Monday, January 22, 2018

Does performance optimization still matter in the cloud or not?

Computers get faster, massive parallel processing is now standard, spinning disks are disappearing, and gigabit networks are common.  So with all this improvement in hardware speed do we need to optimizer our code anymore?  

If you’ve been in the industry for a while you’ve seen this pattern before.  Hardware gets faster and cheaper and what was a perceived problem before now seems to be solved with faster better machines.  And that is true, if we stayed with the same software and data load of times gone by.  But we don’t.

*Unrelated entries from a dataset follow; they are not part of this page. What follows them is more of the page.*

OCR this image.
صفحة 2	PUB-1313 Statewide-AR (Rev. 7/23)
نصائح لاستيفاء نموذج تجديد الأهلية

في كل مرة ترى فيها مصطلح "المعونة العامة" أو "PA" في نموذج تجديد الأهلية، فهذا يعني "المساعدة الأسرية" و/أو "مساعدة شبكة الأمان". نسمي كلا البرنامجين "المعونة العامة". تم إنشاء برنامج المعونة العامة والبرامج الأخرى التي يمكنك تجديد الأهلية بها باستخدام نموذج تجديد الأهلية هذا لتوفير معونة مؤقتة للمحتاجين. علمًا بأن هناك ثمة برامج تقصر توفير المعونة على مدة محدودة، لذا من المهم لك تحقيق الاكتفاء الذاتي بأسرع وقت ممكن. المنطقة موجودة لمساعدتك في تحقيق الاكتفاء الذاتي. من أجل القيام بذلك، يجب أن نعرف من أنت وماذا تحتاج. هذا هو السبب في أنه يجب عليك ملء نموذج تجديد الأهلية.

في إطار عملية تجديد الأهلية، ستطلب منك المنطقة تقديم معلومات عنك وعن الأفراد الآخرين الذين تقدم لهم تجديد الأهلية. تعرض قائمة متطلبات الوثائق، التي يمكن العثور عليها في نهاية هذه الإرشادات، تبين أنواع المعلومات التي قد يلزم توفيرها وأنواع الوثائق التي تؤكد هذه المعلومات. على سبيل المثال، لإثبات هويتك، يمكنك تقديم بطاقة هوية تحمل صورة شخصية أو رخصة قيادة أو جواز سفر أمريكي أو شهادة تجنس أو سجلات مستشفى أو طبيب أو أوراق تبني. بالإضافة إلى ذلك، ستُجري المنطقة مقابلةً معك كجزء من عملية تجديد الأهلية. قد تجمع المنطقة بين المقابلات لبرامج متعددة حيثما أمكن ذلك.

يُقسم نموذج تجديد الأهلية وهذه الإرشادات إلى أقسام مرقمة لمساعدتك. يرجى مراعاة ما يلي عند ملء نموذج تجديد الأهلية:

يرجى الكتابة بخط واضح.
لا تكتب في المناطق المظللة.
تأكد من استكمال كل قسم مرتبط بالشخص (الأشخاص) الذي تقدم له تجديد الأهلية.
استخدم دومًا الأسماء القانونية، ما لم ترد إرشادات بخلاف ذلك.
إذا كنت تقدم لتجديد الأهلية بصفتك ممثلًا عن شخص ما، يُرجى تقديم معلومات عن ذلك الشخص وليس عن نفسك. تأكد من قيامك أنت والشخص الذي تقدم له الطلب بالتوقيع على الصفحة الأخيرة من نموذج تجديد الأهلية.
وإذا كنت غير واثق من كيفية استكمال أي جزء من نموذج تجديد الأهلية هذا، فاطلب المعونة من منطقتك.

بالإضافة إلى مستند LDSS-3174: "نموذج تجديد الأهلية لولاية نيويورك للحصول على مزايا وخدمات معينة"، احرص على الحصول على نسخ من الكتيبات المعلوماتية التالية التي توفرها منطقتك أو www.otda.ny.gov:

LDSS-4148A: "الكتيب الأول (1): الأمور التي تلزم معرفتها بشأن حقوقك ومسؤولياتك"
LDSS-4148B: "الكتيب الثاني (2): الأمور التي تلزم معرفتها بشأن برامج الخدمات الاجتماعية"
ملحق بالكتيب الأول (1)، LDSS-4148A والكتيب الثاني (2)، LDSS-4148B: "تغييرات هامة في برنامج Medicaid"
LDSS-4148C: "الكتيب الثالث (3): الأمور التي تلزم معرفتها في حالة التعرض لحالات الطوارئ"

A good example of this is just data volume.  Many years ago, a 20Megabyte hard drive was considered big.  (My first hard drive was a big as a bread box and was 5 Megabytes, yes Five.)   Newer faster smaller drives came out.  Then it was easy to store 100s of Megabytes, then Gigabytes and now Terabytes are common place. What did this do? In the past a company might only store a year or so of data online as they couldn’t’ afford the storage for more.  Now they can easily store 10 or more years of data.

What did this do? It demanded more of the computer to process all that data, faster CPUs and more of them were needed.  And code had to be more efficient.  In the Oracle world I work in this drove for different ways to store data, partitioning for example.  But the code also needed to access the data the right way.  The right index and predicate could mean the difference between get a response in a reasonable amount of time, or never having it complete.

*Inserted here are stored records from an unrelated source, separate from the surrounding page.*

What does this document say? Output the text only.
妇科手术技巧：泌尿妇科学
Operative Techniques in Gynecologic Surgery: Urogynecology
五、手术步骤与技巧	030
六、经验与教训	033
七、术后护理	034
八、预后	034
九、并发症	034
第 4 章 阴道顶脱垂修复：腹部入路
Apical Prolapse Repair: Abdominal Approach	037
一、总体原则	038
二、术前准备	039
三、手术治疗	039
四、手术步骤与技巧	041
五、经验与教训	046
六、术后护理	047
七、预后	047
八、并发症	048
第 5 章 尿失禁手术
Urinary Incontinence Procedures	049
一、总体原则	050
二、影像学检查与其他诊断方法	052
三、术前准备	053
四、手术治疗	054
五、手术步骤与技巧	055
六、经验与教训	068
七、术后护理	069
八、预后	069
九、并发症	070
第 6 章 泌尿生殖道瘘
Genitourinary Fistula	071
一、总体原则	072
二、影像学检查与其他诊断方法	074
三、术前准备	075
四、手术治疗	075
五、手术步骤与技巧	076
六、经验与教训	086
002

Today were seeing this all over again.  We have “big data” now, and we want to process this data in a blink of an eye to slice and dice sales data to get that marketing edge on the competition.  Or make that decision on what to invest in, or a thousand other questions.  We will continue to ask for more and want it faster from our data as we accumulate more data.

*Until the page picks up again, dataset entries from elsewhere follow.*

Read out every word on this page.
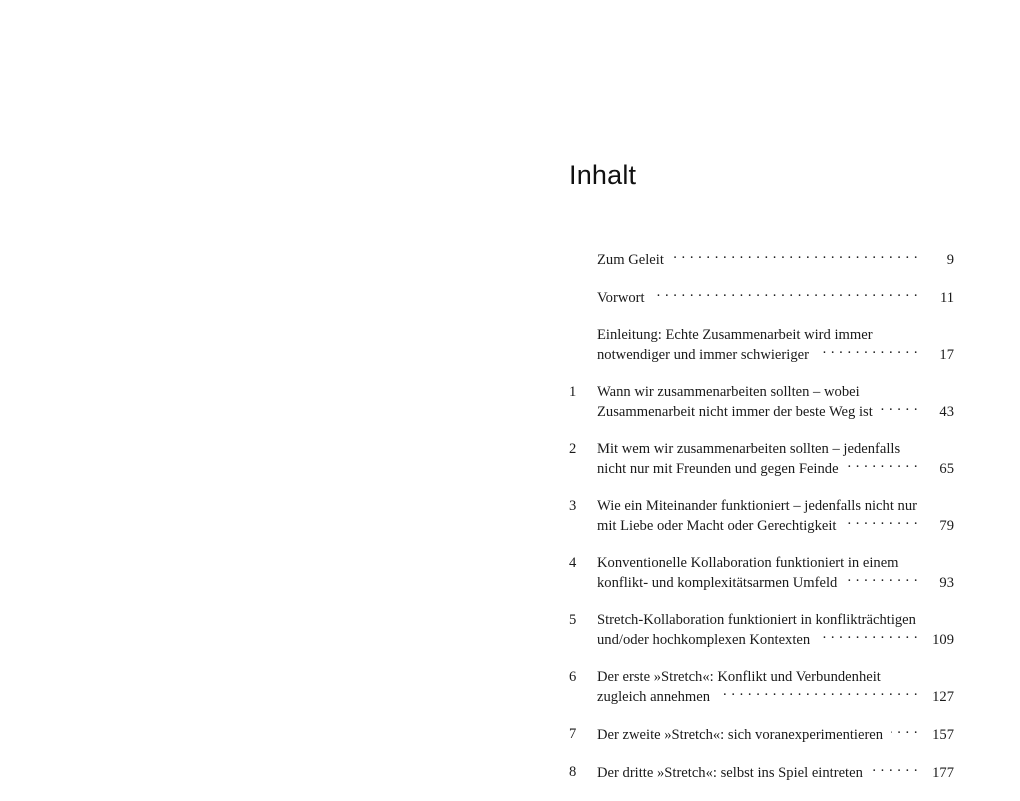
Inhalt
Zum Geleit . . .	9
Vorwort . . .	11
Einleitung: Echte Zusammenarbeit wird immer
notwendiger und immer schwieriger . . .	17
1	Wann wir zusammenarbeiten sollten – wobei
Zusammenarbeit nicht immer der beste Weg ist . . .	43
2	Mit wem wir zusammenarbeiten sollten – jedenfalls
nicht nur mit Freunden und gegen Feinde . . .	65
3	Wie ein Miteinander funktioniert – jedenfalls nicht nur
mit Liebe oder Macht oder Gerechtigkeit . . .	79
4	Konventionelle Kollaboration funktioniert in einem
konflikt- und komplexitätsarmen Umfeld . . .	93
5	Stretch-Kollaboration funktioniert in konflikträchtigen
und/oder hochkomplexen Kontexten . . .	109
6	Der erste »Stretch«: Konflikt und Verbundenheit
zugleich annehmen . . .	127
7	Der zweite »Stretch«: sich voranexperimentieren . . .	157
8	Der dritte »Stretch«: selbst ins Spiel eintreten . . .	177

All the things I mentioned at the start give us even the chance to make this happen.  What it doesn’t mean is that we can write sloppy code and just hope that the hardware will be fast enough to make up for our suboptimal code.

It’s not good enough that code get the right results; it still has to do that efficiently.  The right indexes still matter, the right predicates still matter and the right statistics for the optimizer still matter.  In Oracle land the database engine can do a lot of amazing things.  But it still isn’t as good as we are, we can write better code and we all should strive for that in every piece of code.